What is needed? With the present-day migration of nurses, medical professionals, and doctors moving from the Caribbean to the USA and Britain, the demand for trained professionals specializing in aged medicine, bereavement and grief training, hospice palliative care, Navcare to help clients find the services they need has increased at an urgent pace. Volunteers are being trained and relied upon to carry out the needed services that missing professionals should be doing. The management within many facilities has allowed friends and family to fill these positions. While community involvement is commendable, what are our taxes paying for here? Medical, hospital, and hospice centers are under the management and direction of the healthcare ministry, and these ministries are simply not doing the job they were assigned. Lack of funds, certainly lack of personnel, and lack of future financial gain have drained our healthcare ministries of their potential. Lives are at stake, and our politicians seem to be willing to fight the nurses, and healthcare professional union rather than carry out the needed governmental process.
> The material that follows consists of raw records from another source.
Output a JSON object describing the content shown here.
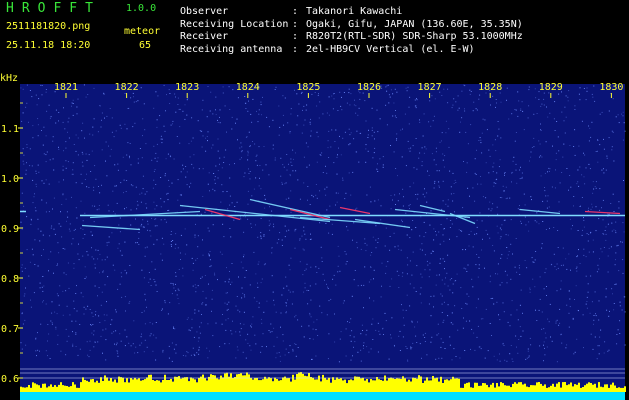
{
  "header": {
    "app_title": "HROFFT",
    "app_version": "1.0.0",
    "file_name": "2511181820.png",
    "date_time": "25.11.18 18:20",
    "meteor_label": "meteor",
    "meteor_count": "65",
    "info": [
      {
        "key": "Observer",
        "value": "Takanori Kawachi"
      },
      {
        "key": "Receiving Location",
        "value": "Ogaki, Gifu, JAPAN (136.60E, 35.35N)"
      },
      {
        "key": "Receiver",
        "value": "R820T2(RTL-SDR) SDR-Sharp 53.1000MHz"
      },
      {
        "key": "Receiving antenna",
        "value": "2el-HB9CV Vertical (el. E-W)"
      }
    ]
  },
  "spectrogram": {
    "unit_label": "kHz",
    "time_labels": [
      "1821",
      "1822",
      "1823",
      "1824",
      "1825",
      "1826",
      "1827",
      "1828",
      "1829",
      "1830"
    ],
    "freq_labels": [
      "1.1",
      "1.0",
      "0.9",
      "0.8",
      "0.7",
      "0.6"
    ],
    "freq_values": [
      1.1,
      1.0,
      0.9,
      0.8,
      0.7,
      0.6
    ],
    "carrier_khz": 0.925,
    "colors": {
      "background": "#0a1478",
      "noise": "#6f8cff",
      "carrier": "#7fdcff",
      "echo_hot": "#ff3b6b",
      "level_bar": "#ffff00",
      "level_base": "#00e0ff",
      "label": "#ffff33",
      "grid": "#cfd6ff"
    }
  }
}
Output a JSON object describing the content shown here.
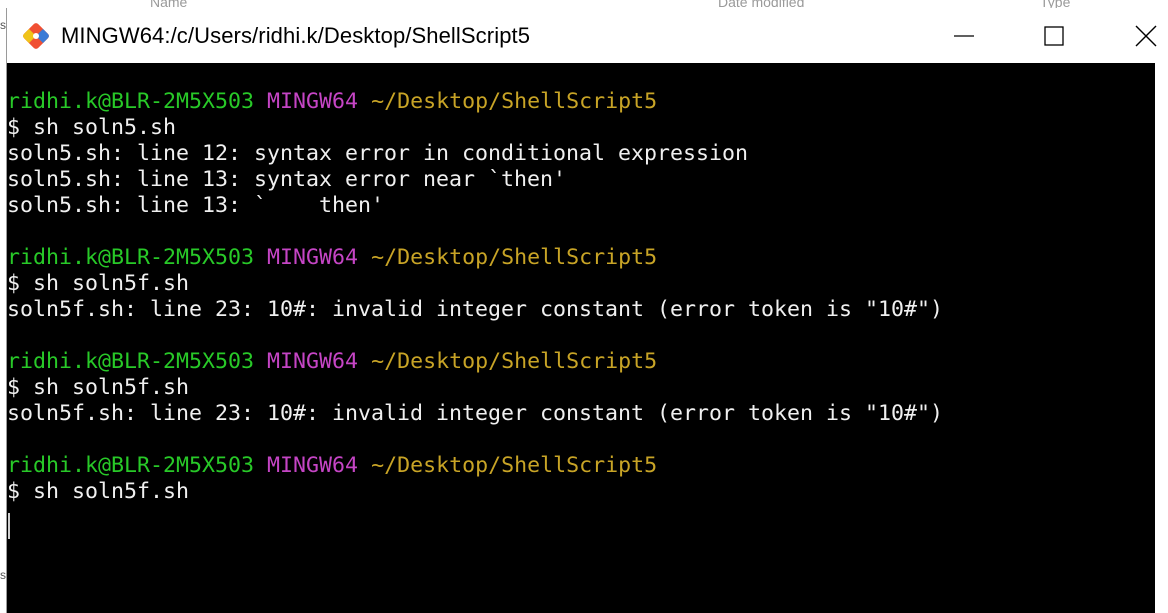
{
  "background": {
    "explorer_columns": [
      "Name",
      "Date modified",
      "Type"
    ],
    "left_letters": [
      "s",
      "s"
    ]
  },
  "window": {
    "title": "MINGW64:/c/Users/ridhi.k/Desktop/ShellScript5",
    "app_icon": "git-bash-icon",
    "controls": {
      "minimize": "minimize-icon",
      "maximize": "maximize-icon",
      "close": "close-icon"
    }
  },
  "colors": {
    "user_host": "#28c928",
    "system": "#c545c5",
    "path": "#c8a426",
    "text": "#f0f0f0",
    "background": "#000000"
  },
  "prompt": {
    "user_host": "ridhi.k@BLR-2M5X503",
    "system": "MINGW64",
    "path": "~/Desktop/ShellScript5"
  },
  "session": [
    {
      "command": "$ sh soln5.sh",
      "output": [
        "soln5.sh: line 12: syntax error in conditional expression",
        "soln5.sh: line 13: syntax error near `then'",
        "soln5.sh: line 13: `    then'"
      ]
    },
    {
      "command": "$ sh soln5f.sh",
      "output": [
        "soln5f.sh: line 23: 10#: invalid integer constant (error token is \"10#\")"
      ]
    },
    {
      "command": "$ sh soln5f.sh",
      "output": [
        "soln5f.sh: line 23: 10#: invalid integer constant (error token is \"10#\")"
      ]
    },
    {
      "command": "$ sh soln5f.sh",
      "output": []
    }
  ]
}
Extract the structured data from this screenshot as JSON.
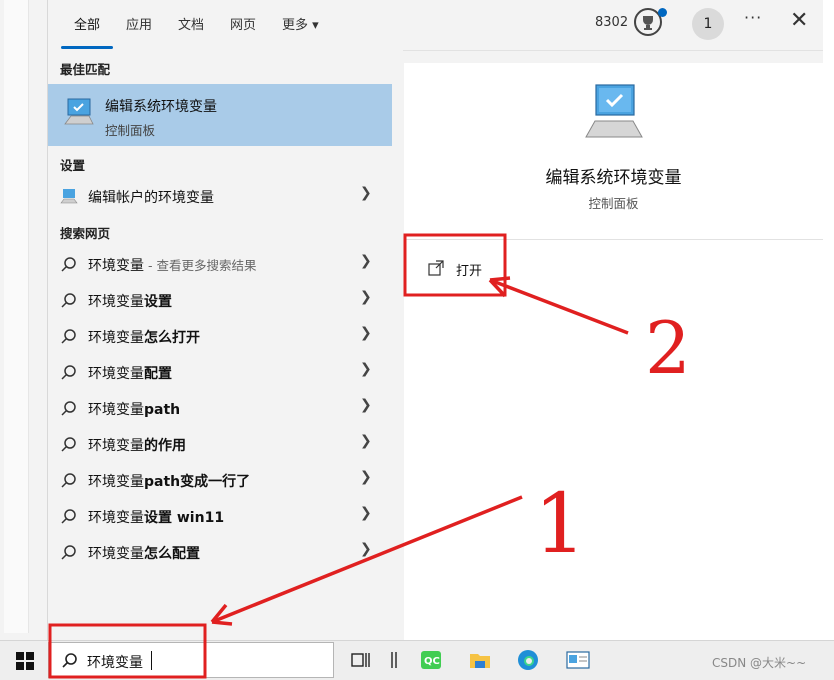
{
  "tabs": [
    {
      "label": "全部",
      "active": true
    },
    {
      "label": "应用"
    },
    {
      "label": "文档"
    },
    {
      "label": "网页"
    },
    {
      "label": "更多"
    }
  ],
  "header": {
    "points": "8302",
    "avatar_text": "1"
  },
  "left": {
    "best_match_title": "最佳匹配",
    "best_match": {
      "title": "编辑系统环境变量",
      "subtitle": "控制面板"
    },
    "settings_title": "设置",
    "settings_item": "编辑帐户的环境变量",
    "web_title": "搜索网页",
    "web_items": [
      {
        "query": "环境变量",
        "suffix": " - 查看更多搜索结果"
      },
      {
        "prefix": "环境变量",
        "bold": "设置"
      },
      {
        "prefix": "环境变量",
        "bold": "怎么打开"
      },
      {
        "prefix": "环境变量",
        "bold": "配置"
      },
      {
        "prefix": "环境变量",
        "bold": "path"
      },
      {
        "prefix": "环境变量",
        "bold": "的作用"
      },
      {
        "prefix": "环境变量",
        "bold": "path变成一行了"
      },
      {
        "prefix": "环境变量",
        "bold": "设置 win11"
      },
      {
        "prefix": "环境变量",
        "bold": "怎么配置"
      }
    ]
  },
  "right": {
    "title": "编辑系统环境变量",
    "subtitle": "控制面板",
    "open_label": "打开"
  },
  "taskbar": {
    "search_text": "环境变量",
    "watermark": "CSDN @大米~~"
  },
  "annotations": {
    "label_1": "1",
    "label_2": "2"
  },
  "colors": {
    "highlight": "#a9cbe8",
    "accent": "#0067c0",
    "annotation": "#e02020"
  }
}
Stingy governments invest in the police, military, and economic growth of the state while their fellow citizens suffer and sometimes perish.
The healthcare systems respond by training people and sending them into areas within the system that will reduce emergency room visits, hoping to reduce hospital stays and make it possible for aging clients to stay in their homes. Such protocols are being carried out in Oxford(UK), British Columbia, and Scandinavia. Hospice technicians have been successful within their practicing regions, utilizing various professions in a team atmosphere. Many Traditional Medical Professionals within the hospital setting view these hospice professionals with prejudice and suspicion, creating further tensions within the healthcare system.
The Pandemic has shown us that our healthcare system was not prepared in any way to respond effectively, and the systems managers concentrated on revenue expenditures instead of being prepared for any eventuality. No plans on how to respond, no excess staff to rely upon. This health event has happened before, yet those we rely upon claimed innocence in their often failed reactions.
The aged within our area will also suffer a similar fate when our healthcare system and its managers fail to prepare, plan for, train, and hire needed staff. It is all about the money after all. Problem is that it is our taxes paying for these services, the managers and politicians to prepare and function for us, with us effectively. What do you do when you do not get the customer service you expect and are paying for? Is it time that our multi-system healthcare systems to be transformed?